Ri por dentro, mas o adverti: “Não, Seu Pedro, não faça isso não!” Não deu tempo: ele fez numa rapidez própria de quem está fazendo algo errado e, como o trecho era mesmo pequeno, felizmente não houve consequências. Contudo, eu não poderia deixar de ralhar com ele. Falei para que não fizesse mais isso, que ele poderia causar um acidente, ser punido por isso, até mesmo perder o emprego… Mal sabia eu o que estava por vir.

Chegamos à casa do interditando. Casinha simples, de fundo. Fomos logo recepcionados por uma senhora de metro e meio, que se identificou como sua mãe. Imediatamente atrás, um sujeito sui generis, inesquecível: um metro e noventa, uns 130 quilos, vestia bermuda de brim e camiseta regata colorida, chinelos Rider nos pés. Cabelos encaracolados, que não disfarçavam um raminho de arruda atrás de uma das orelhas. Olhava-nos desconfiado, aparentemente calmo, pelo menos, enquanto sua mãe lhe falava insistentemente, como um mantra, que éramos “amigos do fórum”.

Comecei a desconfiar de que o equilíbrio do ambiente fosse extremamente frágil e delicado. Fiz uma meia dúzia de perguntas rápidas, que ele me respondeu de forma desconexa, como era de se esperar. A mãe, tadinha, ria e falava: “Ah, ele é doente da cabeça, uma criança, não sabe de nada mesmo”.

O escrevente me olhava desconfiado e, quase cúmplice, clamava em silêncio para que terminássemos logo os trabalhos. Interrogatório transcrito na Olivetti portátil, despedimo-nos da senhora, acenamos para o interditando e nos encaminhamos por um corredor de uns 30 metros, que dava acesso à rua.
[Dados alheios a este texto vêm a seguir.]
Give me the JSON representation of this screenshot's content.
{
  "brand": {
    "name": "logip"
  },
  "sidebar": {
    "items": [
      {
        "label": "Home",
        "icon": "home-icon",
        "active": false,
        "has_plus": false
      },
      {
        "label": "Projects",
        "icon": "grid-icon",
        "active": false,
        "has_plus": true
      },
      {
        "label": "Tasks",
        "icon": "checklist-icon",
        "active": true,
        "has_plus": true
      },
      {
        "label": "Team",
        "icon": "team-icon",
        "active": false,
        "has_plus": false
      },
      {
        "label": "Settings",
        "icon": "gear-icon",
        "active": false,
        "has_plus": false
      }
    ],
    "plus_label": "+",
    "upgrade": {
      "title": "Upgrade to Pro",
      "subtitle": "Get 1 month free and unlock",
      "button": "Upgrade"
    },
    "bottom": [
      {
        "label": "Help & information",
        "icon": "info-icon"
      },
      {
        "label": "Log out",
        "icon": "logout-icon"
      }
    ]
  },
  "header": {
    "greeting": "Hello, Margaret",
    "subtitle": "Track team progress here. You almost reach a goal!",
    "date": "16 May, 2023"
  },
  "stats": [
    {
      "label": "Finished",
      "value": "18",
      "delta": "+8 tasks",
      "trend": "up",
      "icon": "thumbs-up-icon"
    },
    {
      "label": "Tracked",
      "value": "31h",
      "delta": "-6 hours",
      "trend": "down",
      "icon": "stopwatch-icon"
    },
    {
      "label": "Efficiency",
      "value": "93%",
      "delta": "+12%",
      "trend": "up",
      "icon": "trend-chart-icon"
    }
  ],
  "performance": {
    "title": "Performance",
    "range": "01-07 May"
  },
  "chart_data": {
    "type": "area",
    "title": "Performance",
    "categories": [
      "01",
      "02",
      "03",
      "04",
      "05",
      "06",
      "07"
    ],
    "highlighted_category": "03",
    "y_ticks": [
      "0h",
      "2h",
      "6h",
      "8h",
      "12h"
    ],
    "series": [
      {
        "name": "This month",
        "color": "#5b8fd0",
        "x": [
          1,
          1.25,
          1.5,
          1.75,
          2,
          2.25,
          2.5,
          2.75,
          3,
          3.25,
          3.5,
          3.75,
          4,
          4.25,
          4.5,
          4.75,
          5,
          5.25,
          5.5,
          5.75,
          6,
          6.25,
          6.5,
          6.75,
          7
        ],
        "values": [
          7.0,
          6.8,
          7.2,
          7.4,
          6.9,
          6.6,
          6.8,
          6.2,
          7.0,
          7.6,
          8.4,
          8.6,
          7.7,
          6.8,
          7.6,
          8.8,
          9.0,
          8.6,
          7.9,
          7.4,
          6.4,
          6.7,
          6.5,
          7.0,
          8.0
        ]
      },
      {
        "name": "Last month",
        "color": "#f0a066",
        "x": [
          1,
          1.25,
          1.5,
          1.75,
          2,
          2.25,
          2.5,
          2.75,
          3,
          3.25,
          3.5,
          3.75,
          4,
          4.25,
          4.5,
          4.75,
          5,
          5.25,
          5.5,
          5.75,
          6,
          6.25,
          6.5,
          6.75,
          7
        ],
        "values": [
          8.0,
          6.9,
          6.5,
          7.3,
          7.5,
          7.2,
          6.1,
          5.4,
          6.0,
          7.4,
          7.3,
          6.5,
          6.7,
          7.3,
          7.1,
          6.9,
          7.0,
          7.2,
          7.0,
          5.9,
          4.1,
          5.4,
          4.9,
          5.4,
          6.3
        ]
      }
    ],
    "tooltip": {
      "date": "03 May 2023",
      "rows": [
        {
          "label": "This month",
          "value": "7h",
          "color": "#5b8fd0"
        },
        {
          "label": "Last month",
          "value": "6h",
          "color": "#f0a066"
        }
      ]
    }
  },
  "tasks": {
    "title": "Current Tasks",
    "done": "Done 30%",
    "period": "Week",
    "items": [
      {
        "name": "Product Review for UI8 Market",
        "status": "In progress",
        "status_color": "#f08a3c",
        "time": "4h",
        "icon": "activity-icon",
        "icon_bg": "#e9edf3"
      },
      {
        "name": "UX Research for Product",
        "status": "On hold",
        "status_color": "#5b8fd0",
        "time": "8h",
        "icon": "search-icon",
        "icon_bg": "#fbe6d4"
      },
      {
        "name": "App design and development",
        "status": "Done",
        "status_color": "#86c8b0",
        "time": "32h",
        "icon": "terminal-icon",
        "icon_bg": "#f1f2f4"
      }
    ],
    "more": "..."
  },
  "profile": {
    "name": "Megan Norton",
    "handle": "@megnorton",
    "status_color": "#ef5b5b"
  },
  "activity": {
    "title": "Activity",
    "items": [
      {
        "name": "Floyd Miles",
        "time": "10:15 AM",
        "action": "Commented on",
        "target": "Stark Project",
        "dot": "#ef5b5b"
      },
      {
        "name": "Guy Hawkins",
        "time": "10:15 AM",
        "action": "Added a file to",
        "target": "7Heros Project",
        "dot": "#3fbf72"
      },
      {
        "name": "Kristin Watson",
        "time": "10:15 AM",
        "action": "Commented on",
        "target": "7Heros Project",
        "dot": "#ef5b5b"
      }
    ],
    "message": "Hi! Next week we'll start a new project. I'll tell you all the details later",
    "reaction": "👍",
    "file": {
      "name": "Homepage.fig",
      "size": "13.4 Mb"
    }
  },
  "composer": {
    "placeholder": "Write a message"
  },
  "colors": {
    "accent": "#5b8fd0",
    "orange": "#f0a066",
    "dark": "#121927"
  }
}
Os passos eram inconscientemente acelerados, mas não demoraram a adquirir ritmo de velocista, quando ouvimos um verdadeiro tropé às nossas costas e os gritos da senhorinha: “Não, fulano, não faz isso não… é o Juiz!”.

Foi isso: o “louco de pedra” estava com pedaços de tijolo baiano nas mãos e aparentava extremada prática em arremessá-los. Eu, no meu terninho de Juiz Substituto, pus-me a correr de verdade, o escrevente grandalhão atrás de mim, levando a máquina de escrever, como lhe era possível, e Seu Pedro, meio que claudicando, tão rápido quanto lhe permitia sua idade.

A Kombi parecia estar mais longe do que quando chegamos! O tempo todo do trajeto de fuga ouvíamos cacos de tijolo sendo espatifados no chão, até entrarmos na perua, que então passou a ser o alvo do apedrejamento. “Toca, Seu Pedro, toca!”, foi o que gritei, esbravejando de um jeito que não me era comum.

A viatura partiu, o mais rápido que pôde. Enfim, saímos da zona de alvo do apedrejador. Estávamos muito ofegantes, mas ainda havia fôlego para o riso coletivo incontido. Havia eu conhecido, finalmente e de visu, um autêntico “louco de pedra”!